Jumping into a lake in the middle of winter may not sound like the best idea. But last Sunday, 59 Knox students representing Alpha Sigma Alpha, Beta Theta Pi, Delta Delta Delta and Pi Beta Phi did just that at Lake Storey as part of the Polar Plunge.
“We participated because Special Olympics is our national philanthropy and a great cause,” said senior Sara Belger, the philanthropy chair for Alpha Sigma Alpha.
The Polar Plunge is an annual event held across the country to raise money for the Special Olympics. Seventeen plunges occur in Illinois through February and March. Plungers receive a sweatshirt and a free lunch in exchange for raising money and running into a lake — often times only after ice has been broken off of the surface.
“We felt that [the Polar Plunge] was for a very good cause and we wanted to help out in ways that we can,” said junior Leslie Kang, president of Pi Beta Phi. “Also, it’s a lot of fun.”
In only t-shirts and shorts (and only shorts for the Beta Theta Pi’s), staying in the water was excruciating.
“It was so cold,” said Belger. “[But] it was totally worth it.”
After getting out of the water and drying off, plungers were greeted with a surprise: an invitation to jump again. Seventeen Knox students accepted and headed back into the freezing water.
“Have you ever not been able to feel your legs?” asked first-year Brian Paul, who is a pledge to Beta Theta Pi and plunged twice. “But it was for a good cause, so it was worth it.”
This was the first time in the history of the Polar Plunge in Illinois that plungers had jumped twice.

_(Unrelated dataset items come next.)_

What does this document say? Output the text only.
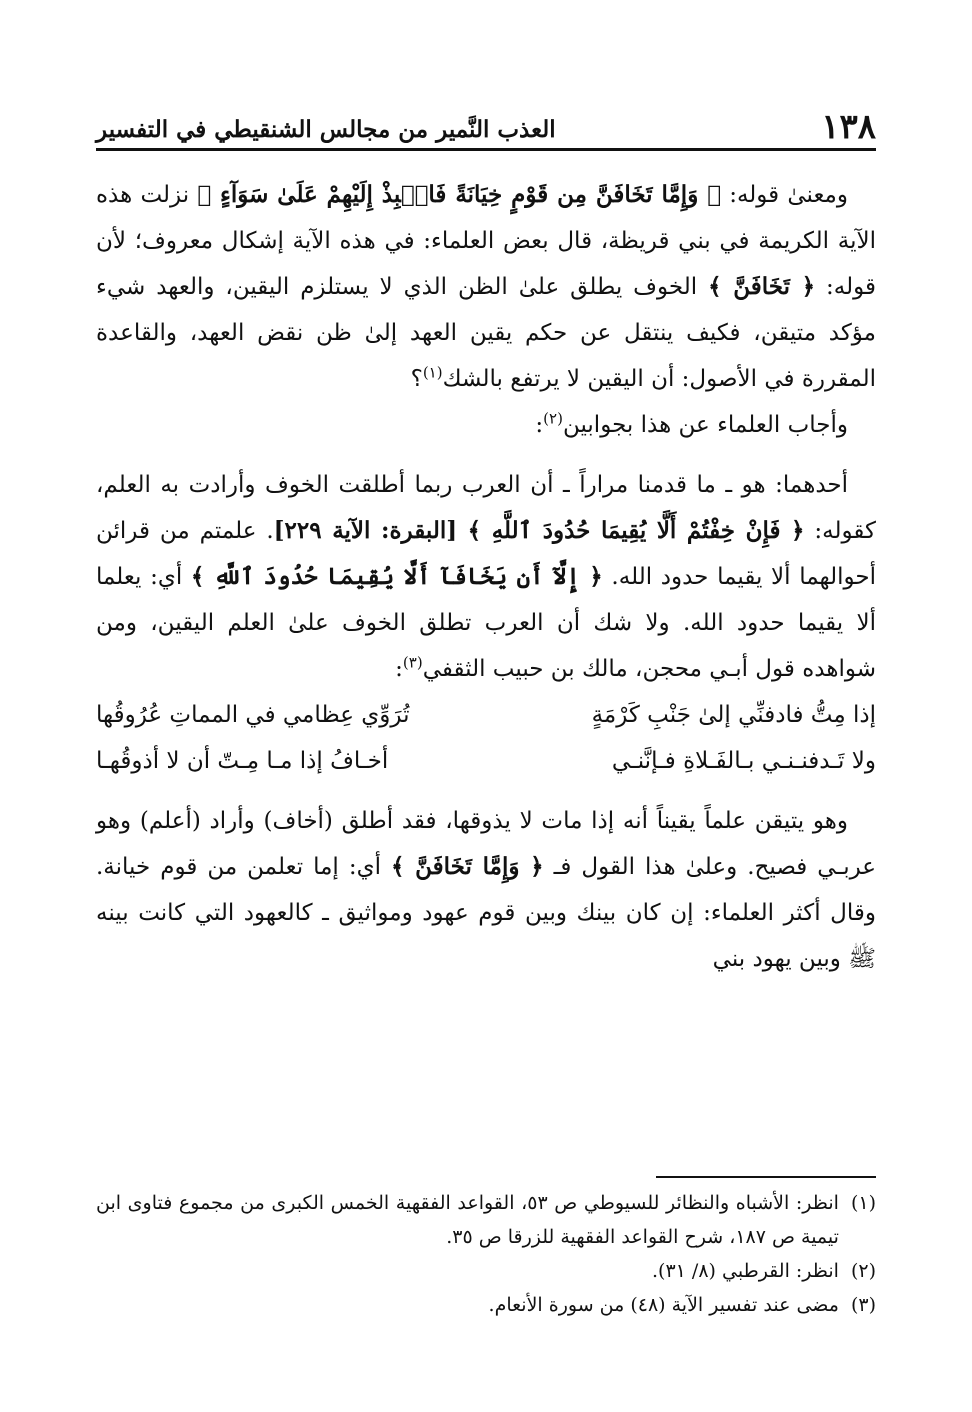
١٣٨
العذب النَّمير من مجالس الشنقيطي في التفسير

ومعنىٰ قوله: ﴿ وَإِمَّا تَخَافَنَّ مِن قَوْمٍ خِيَانَةً فَانۢبِذْ إِلَيْهِمْ عَلَىٰ سَوَآءٍ ﴾ نزلت هذه الآية الكريمة في بني قريظة، قال بعض العلماء: في هذه الآية إشكال معروف؛ لأن قوله: ﴿ تَخَافَنَّ ﴾ الخوف يطلق علىٰ الظن الذي لا يستلزم اليقين، والعهد شيء مؤكد متيقن، فكيف ينتقل عن حكم يقين العهد إلىٰ ظن نقض العهد، والقاعدة المقررة في الأصول: أن اليقين لا يرتفع بالشك$^{(١)}$؟

وأجاب العلماء عن هذا بجوابين$^{(٢)}$:

أحدهما: هو ـ ما قدمنا مراراً ـ أن العرب ربما أطلقت الخوف وأرادت به العلم، كقوله: ﴿ فَإِنْ خِفْتُمْ أَلَّا يُقِيمَا حُدُودَ ٱللَّهِ ﴾ [البقرة: الآية ٢٢٩]. علمتم من قرائن أحوالهما ألا يقيما حدود الله. ﴿ إِلَّآ أَن يَخَافَآ أَلَّا يُقِيمَا حُدُودَ ٱللَّهِ ﴾ أي: يعلما ألا يقيما حدود الله. ولا شك أن العرب تطلق الخوف علىٰ العلم اليقين، ومن شواهده قول أبـي محجن، مالك بن حبيب الثقفي$^{(٣)}$:

إذا مِتُّ فادفنِّي إلىٰ جَنْبِ كَرْمَةٍ
تُرَوِّي عِظامي في المماتِ عُرُوقُها
ولا تَـدفنـنـي بـالفَـلاةِ فـإنَّنـي
أخـافُ إذا مـا مِـتّ أن لا أذوقُهـا

وهو يتيقن علماً يقيناً أنه إذا مات لا يذوقها، فقد أطلق (أخاف) وأراد (أعلم) وهو عربـي فصيح. وعلىٰ هذا القول فـ ﴿ وَإِمَّا تَخَافَنَّ ﴾ أي: إما تعلمن من قوم خيانة. وقال أكثر العلماء: إن كان بينك وبين قوم عهود ومواثيق ـ كالعهود التي كانت بينه ﷺ وبين يهود بني

(١)
انظر: الأشباه والنظائر للسيوطي ص ٥٣، القواعد الفقهية الخمس الكبرى من مجموع فتاوى ابن تيمية ص ١٨٧، شرح القواعد الفقهية للزرقا ص ٣٥.

(٢)
انظر: القرطبي (٨/ ٣١).

(٣)
مضى عند تفسير الآية (٤٨) من سورة الأنعام.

Consequently, the event raised nearly $30,000 for the Illinois Special Olympics. Although each plunger only has to raise $75 in order to jump, all organizations chose to raise more.
“We went door to door all over campus and in town,” said Paul. “We wanted to raise as much money as we could.”
Other organizations raised money through bake sales and donations from friends and family members.
Overall, Knox students raised over $9,000 for the Special Olympics.
Many students also volunteer at Special Olympics events in the spring, so they get to see firsthand what their efforts have accomplished.
“Seeing how happy the athletes are to have the opportunity to participate in the games makes every bit of time and money put in all the more worthwhile,” said senior Cory Bieber, the philanthropy chair for Delta Delta Delta. “The feelings that come from helping out a wonderful cause like Special Olympics are well worth the potential frostbite.”
Beta Theta Pi brought in the most money, with Pi Beta Phi coming in second place.